Celebração dos “nómadas digitais” e invisibilidade dos imigrantes. Lívia Apa
Lívia Apa é pesquisadora, tradutora e professora com uma forte ligação à literatura árabe contemporânea e aos estudos pós-coloniais. Italiana de origem e lisboeta por escolha, desde há duas décadas que tem esta relação com a cidade. Vive entre o Bairro das Ex-Colónias e São Bento, onde trabalha. Circula pela cidade de autocarro ou TVDE, numa Lisboa que conhece bem mas onde observa, com preocupação, as tensões sociais cada vez mais acentuadas.

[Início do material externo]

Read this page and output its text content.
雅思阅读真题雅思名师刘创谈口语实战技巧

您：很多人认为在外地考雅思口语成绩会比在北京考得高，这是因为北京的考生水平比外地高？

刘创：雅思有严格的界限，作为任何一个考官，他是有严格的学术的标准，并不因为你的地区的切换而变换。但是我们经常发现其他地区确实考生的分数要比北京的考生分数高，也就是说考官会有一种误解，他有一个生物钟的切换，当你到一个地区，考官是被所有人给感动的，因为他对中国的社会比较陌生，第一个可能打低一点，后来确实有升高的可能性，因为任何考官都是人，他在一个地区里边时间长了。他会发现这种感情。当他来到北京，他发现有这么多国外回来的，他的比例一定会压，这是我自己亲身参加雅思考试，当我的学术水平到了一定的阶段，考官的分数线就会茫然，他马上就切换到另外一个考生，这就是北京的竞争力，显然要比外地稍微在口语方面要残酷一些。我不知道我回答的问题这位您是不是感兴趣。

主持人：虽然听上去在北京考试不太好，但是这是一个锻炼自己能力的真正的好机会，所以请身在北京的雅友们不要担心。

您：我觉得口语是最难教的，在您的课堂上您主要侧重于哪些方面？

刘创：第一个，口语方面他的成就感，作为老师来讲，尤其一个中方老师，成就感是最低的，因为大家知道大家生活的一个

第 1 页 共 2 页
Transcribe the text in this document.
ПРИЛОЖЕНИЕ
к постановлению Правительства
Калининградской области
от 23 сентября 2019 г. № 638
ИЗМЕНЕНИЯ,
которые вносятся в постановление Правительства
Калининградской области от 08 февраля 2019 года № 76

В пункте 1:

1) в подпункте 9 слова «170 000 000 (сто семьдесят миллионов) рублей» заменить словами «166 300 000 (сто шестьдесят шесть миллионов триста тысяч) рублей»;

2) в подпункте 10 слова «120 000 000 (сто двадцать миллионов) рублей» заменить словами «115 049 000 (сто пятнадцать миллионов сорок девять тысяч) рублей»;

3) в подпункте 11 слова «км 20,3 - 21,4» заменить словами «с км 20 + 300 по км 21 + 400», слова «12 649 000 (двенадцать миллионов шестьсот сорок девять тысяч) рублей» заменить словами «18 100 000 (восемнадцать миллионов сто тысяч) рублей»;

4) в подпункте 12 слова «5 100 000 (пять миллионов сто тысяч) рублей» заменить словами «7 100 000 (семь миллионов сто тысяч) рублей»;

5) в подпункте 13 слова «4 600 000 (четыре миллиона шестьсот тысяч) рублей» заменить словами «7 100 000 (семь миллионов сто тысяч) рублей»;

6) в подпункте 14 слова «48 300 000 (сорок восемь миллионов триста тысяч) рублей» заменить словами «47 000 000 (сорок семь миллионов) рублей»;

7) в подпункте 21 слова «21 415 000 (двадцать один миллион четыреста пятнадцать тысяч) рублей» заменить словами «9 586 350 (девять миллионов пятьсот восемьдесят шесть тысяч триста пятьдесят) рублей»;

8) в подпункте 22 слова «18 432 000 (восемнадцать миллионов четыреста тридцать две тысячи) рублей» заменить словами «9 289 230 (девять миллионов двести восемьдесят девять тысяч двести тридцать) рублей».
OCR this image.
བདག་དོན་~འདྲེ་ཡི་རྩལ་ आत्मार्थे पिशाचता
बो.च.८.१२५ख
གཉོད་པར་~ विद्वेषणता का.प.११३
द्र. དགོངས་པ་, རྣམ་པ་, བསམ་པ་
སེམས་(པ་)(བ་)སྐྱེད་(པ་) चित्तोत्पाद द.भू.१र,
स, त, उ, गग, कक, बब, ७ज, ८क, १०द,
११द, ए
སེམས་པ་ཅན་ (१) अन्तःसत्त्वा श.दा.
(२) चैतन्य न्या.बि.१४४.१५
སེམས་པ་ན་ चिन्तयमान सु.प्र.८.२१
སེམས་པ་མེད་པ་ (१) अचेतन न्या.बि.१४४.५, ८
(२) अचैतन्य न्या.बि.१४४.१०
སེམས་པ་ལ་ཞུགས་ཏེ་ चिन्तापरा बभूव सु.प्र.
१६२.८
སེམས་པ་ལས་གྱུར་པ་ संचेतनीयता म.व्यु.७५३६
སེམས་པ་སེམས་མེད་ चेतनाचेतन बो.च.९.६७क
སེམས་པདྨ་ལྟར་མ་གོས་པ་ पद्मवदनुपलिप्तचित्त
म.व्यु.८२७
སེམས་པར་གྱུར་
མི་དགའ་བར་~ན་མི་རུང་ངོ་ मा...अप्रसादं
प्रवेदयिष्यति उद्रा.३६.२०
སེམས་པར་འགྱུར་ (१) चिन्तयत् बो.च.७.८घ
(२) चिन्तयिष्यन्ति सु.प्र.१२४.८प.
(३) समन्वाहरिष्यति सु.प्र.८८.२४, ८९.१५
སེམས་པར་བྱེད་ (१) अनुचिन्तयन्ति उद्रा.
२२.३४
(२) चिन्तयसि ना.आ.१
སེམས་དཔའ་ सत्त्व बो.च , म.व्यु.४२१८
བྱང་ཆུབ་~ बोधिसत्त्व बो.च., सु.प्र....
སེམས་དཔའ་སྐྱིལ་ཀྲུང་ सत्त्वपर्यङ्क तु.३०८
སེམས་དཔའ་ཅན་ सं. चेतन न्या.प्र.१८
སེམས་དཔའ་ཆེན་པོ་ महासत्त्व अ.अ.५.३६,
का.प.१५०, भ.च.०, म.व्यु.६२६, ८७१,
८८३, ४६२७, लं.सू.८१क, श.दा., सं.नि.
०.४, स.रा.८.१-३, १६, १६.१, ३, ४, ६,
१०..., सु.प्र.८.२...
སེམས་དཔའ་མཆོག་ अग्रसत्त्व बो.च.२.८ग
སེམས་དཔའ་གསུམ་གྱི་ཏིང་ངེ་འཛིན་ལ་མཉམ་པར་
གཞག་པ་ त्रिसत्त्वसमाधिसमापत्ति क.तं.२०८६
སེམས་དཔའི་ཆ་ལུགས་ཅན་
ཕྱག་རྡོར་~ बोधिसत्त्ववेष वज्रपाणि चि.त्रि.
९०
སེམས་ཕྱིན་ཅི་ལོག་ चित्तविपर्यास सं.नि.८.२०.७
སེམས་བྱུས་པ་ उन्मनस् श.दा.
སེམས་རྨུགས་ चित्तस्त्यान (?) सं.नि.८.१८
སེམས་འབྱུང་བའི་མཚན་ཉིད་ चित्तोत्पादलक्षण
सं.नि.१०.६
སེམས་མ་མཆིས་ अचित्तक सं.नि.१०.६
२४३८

Para Lívia, os problemas mais gritantes da cidade são claros: a especulação imobiliária, o aumento brutal do custo de vida e a transformação dos espaços públicos, que antes permitiam uma vida mais aberta, acessível e partilhada. A pandemia agravou tudo. A cidade ficou mais agressiva, mais dividida — com “guetos” marcados pelo dinheiro e pela cor da pele. Ao mesmo tempo, ela reconhece que cresce uma força cultural potente vinda das margens, uma pressão necessária que desafia o centro e pode transformar a cidade, Inshallah.
Lívia Apa
Lívia denuncia o contraste brutal entre a celebração dos chamados “nómadas digitais” e a invisibilidade dos imigrantes que sustentam a cidade com seu trabalho precário. Lisboa, segundo ela, vive uma contradição gritante: valoriza o poder de compra enquanto ignora os direitos. É um apartheid velado que separa mundos que coexistem na mesma geografia, mas em realidades paralelas. Considera escandalosa a forma como os bairros de autoconstrução, colados ao conforto lisboeta, são ignorados por grande parte da população, um apagamento que revela o abismo entre classes e raças.
Para a investigadora italiana a memória da presença africana em Lisboa precisa ser tratada com responsabilidade e base histórica. Monumentos e marcos que realmente narrem essa história, que desconstruam a ideia de “invasão recente”, são urgentes para reequilibrar a narrativa dominante. Apesar de reconhecer mudanças, como o crescimento das vozes negras no espaço público, ela alerta: ainda são vistas como “exóticas” e estão longe de ocupar posições de poder institucional. A verdadeira representatividade — em escolas, hospitais, tribunais e parlamento — continua rarefeita.
Por fim, Lívia é direta: Lisboa é uma cidade difícil para imigrantes porque Portugal é um país racista. Como em muitos lugares, o preconceito é estrutural e naturalizado. E o pior, diz ela, é que os mais pobres são ensinados a desconfiar uns dos outros, enquanto o verdadeiro poder continua intocado. A cidade precisa de outra consciência, crítica, justa e coletiva, para ser verdadeiramente de todos.